Grokking is a self-serve text course; it doesn't come with built-in bootcamp-style feedback or 1-on-1 coaching. If getting human eyes on your system design answers matters to you, DataInterview's bootcamps and coaching sessions fill that gap.
Can You Use Both?
Yes. Grokking covers classic SWE system design patterns like load balancing, sharding, and caching in a text format that's quick to review.

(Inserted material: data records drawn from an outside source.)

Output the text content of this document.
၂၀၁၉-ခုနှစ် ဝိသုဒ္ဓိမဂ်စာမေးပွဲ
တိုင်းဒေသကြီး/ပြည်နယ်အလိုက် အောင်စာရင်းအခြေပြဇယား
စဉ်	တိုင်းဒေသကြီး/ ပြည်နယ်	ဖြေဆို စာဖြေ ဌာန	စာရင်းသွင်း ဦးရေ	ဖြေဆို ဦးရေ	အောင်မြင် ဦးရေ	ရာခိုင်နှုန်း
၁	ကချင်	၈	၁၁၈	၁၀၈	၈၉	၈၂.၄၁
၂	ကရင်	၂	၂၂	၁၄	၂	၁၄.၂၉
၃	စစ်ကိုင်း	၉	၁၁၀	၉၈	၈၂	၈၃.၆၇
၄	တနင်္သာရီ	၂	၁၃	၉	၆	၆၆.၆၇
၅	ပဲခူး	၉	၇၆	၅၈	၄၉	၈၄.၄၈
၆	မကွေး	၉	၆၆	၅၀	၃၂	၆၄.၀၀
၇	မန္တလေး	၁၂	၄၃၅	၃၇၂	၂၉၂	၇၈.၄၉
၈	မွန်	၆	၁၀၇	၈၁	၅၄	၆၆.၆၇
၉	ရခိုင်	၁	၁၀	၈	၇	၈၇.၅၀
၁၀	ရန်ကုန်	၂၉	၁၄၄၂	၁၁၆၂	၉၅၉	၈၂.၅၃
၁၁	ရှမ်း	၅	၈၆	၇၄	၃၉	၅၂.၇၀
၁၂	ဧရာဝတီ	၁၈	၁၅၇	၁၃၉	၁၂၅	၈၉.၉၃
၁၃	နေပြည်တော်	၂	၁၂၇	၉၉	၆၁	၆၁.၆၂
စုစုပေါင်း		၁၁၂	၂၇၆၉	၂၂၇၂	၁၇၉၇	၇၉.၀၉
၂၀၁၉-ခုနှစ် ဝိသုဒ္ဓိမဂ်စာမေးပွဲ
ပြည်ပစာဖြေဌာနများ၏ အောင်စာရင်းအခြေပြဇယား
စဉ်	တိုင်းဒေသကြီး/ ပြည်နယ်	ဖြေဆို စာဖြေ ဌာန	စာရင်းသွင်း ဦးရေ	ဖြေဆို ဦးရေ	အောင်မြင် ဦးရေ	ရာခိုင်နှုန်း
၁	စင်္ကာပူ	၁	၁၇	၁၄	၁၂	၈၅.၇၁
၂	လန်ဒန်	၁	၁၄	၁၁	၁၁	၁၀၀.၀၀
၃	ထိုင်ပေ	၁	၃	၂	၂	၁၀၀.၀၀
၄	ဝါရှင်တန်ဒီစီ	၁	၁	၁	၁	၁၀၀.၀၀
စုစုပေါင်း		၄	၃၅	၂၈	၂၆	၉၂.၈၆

DataInterview covers ML system design, data pipeline design, and the other round types (SQL, statistics, product sense, behavioral) that data and ML candidates face. If your interview includes both a traditional system design round and ML-specific rounds, using Grokking for the former and DataInterview for the latter is a straightforward split.
Bottom Line
Grokking is a focused, widely used resource for SWE system design prep, and if that's the only gap in your interview readiness, it does the job well. For data science, ML engineering, or data engineering candidates facing multiple round types, DataInterview covers the full interview, from coding and SQL to ML system design and company-specific prep. Pick the tool that matches the role you're actually interviewing for.
Frequently Asked Questions
Is Grokking the System Design Interview enough for data interview prep?
Grokking focuses on SWE-style system design, which is only one slice of most data role interviews. For data science, ML engineering, or data engineering loops, you'd also need to prepare for SQL, statistics, product sense, and coding rounds separately.
Is DataInterview better than Grokking the System Design Interview?
Depends on the role. For a software engineer who just needs to review classic system design patterns, Grokking is focused and effective. For candidates in data or ML roles, DataInterview also covers topics that commonly appear in those interviews, like ML system design and SQL, which Grokking doesn't address.
Can you get a data science job using only Grokking the System Design Interview?
For many data science loops, Grokking alone won't cover key areas like SQL, statistics, and product sense. System design may not even appear in every DS interview, and when it does, it often skews toward ML system design rather than the SWE-flavored scenarios Grokking teaches.
What does DataInterview have that Grokking the System Design Interview doesn't?
The biggest gaps Grokking leaves for data/ML candidates are ML system design and interactive practice (coding problems with a live executor, SQL environments). DataInterview also includes company-specific interview guides, which Grokking isn't positioned to offer as a single-topic course.
Does Grokking the System Design Interview cover ML system design?
No. Grokking focuses on canonical distributed-system design scenarios (storage systems, messaging-style architectures, URL shorteners), depending on the edition. If you're preparing for ML-specific design questions like recommendation engines or fraud detection pipelines, you'll need a separate resource.
Is Grokking the System Design Interview good for MLE interviews?
It can help with general architecture concepts like caching, load balancing, and data partitioning. But MLE interviews typically ask you to design ML-specific systems (feature stores, training pipelines, model serving), which Grokking doesn't cover. Treat it as supplementary rather than primary prep for MLE roles.
Which platform offers more practice questions?
DataInterview emphasizes practice volume more than Grokking, with thousands of questions across coding, SQL, and non-coding topics. Grokking is a structured read-through course built around a set of canonical design problems, not a question bank.
Can Grokking help with company-specific system design prep?
Grokking teaches general patterns that transfer across companies, but it isn't positioned as a company-specific interview guide. If knowing a particular company's interview loop, reported questions, or round structure matters to you, consider pairing it with a dedicated company prep resource.